There is some chatter about another anniversary, it is two years since SPY bottomed around 66. Back then, virtually no one thought the stock market would double in the next two years. I certainly did not. I quote a post below, and reading it back, the mention of Dow 3000 looks silly in hindsight, but I was not the only one. If I knew then, what today's prices would be, investing and trading would be real easy, it always is in hindsight. Trees don't grow to the sky, neither does a major economic power tend to wither and die overnight and go to zero. Here are a couple quotes from the depths of the lows:

From a March 3, 2009 post
"SPY Limbo, how low can it go?"
... the market is not historically cheap yet, not based on current earnings. SPY 300!? Dow 3000? That would not be a pretty picture and would likely coincide with a major economic depression. Let's hope things don't get that bad.
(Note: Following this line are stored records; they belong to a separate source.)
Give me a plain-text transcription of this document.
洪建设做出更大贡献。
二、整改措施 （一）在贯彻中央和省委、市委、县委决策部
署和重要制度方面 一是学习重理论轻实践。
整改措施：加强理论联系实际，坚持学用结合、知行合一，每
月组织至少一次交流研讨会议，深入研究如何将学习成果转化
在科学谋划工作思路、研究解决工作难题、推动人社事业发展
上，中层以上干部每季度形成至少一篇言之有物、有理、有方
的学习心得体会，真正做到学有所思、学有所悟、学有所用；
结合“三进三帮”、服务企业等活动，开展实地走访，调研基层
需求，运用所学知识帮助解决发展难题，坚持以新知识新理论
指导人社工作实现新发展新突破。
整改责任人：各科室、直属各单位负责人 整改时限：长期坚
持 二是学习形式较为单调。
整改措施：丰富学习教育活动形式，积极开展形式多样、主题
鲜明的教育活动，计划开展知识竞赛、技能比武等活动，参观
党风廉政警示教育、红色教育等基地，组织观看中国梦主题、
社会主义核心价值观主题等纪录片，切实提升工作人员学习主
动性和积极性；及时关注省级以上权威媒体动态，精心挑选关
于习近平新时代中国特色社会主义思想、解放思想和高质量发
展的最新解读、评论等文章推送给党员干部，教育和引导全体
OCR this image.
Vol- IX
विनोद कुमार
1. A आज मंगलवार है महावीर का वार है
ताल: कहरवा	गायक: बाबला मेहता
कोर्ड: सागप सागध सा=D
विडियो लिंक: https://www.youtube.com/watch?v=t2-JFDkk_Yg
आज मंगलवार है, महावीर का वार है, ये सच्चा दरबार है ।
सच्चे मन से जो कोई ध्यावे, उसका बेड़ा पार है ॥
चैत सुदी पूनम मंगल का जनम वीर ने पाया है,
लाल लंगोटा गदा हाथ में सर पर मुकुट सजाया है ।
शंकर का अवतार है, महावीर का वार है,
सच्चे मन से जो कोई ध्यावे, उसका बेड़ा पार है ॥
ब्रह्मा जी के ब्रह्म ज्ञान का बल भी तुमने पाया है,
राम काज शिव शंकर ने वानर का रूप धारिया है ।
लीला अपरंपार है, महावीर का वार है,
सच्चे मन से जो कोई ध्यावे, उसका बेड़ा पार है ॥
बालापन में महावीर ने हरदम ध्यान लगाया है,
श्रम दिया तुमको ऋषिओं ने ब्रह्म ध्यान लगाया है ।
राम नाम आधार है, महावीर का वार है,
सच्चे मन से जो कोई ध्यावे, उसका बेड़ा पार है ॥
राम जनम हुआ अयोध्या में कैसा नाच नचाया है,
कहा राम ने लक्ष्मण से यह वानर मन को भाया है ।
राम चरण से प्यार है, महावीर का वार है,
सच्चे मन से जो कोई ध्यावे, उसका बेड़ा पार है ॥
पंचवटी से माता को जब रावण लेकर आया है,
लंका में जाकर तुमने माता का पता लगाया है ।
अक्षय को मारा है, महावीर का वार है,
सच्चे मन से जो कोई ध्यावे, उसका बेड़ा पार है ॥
The chart does project that low. SPY 600 is some support, but it is not major support on the long term chart, not really.


Though to my credit I did tell this story in my February 28, 2009 post
"Worst February since 1933"
I like to tell the story about when my dad first started investing. The stock market was near a top in 1967, it went sideways for a while before spiraling down in 1973/74.

After losing 60% to 70% of his money, dad wanted to sell all his stocks and mutual funds near the bottom. My mom, who had been against the entire idea of investing in the first place, told my dad that he was an idiot. That after a 70% decline it wasn't time to sell, that it was time to buy. My dad ended up doubling his monthly mutual fund purchases. In hindsight, we all know things did turn out okay, and increasing the stock allocation was a smart move.

As a footnote, the fall from the all time SPY high of 150 to 66 is about 56%.

The anniversary of the market lows is a reminder that reversion to the mean is a powerful theme for long term investors. In plain English it means if things are really bad, there is a tendency for things to get better, and if things are really good, they tend to fall back towards average. It tends to take a major historical event such as the loss of a major war, major famine, major plague, or revolution and fall of government, to destroy a major economy.

Monday, March 07, 2011

Frustrated Puddle duck

I am flummoxed and frustrated by the markets. Last week, I initiated four trades and all four are below the line after commissions. The image of the puddle duck comes to mind because it looks like he is floating effortless on top of the water while below his feet are churning for all they are worth. It seems a fitting metaphor for a lot of trading activity with nothing positive to show.

For now, I plan to let my positions sort themselves out and hope that support levels eventually hold, and that expiration comes without more shoes (or bombs) dropping.


Friday, March 04, 2011

Buy XME (sell puts)

Buy XME mining ETF via selling Apr 59 puts. 65 and 60 are support, XME @73.0. I consider lifting the long put in the SPY vertical put spread to go totally long SPY with short puts. Instead of doing that I buy into a strong sector and leave the long put in place.


Tuesday, March 01, 2011

Short SPY (buy vertical put spread)

I short SPY via buying a vertical put spread.
Buy Apr 122 p/ Sell Apr 117 p
SPY @ 131.0

I really stepped in it with my poorly timed put sales on Monday. Yikes! I am hedging my longs, though still net long SPY deltas. There are seven different options in the SPY web.

I thought I was back in rhythm with the markets, but got smacked down. Precious metals continue to run. I don't have a position in SLV, but I have a price target of 36 for the silver ETF.

/edit to add: As I tidy up my post, I see SPY rallying off its lows, so the put spread just entered is already taking on water. As the Shirelles' song goes, "Momma said there would be days like this" (Youtube link).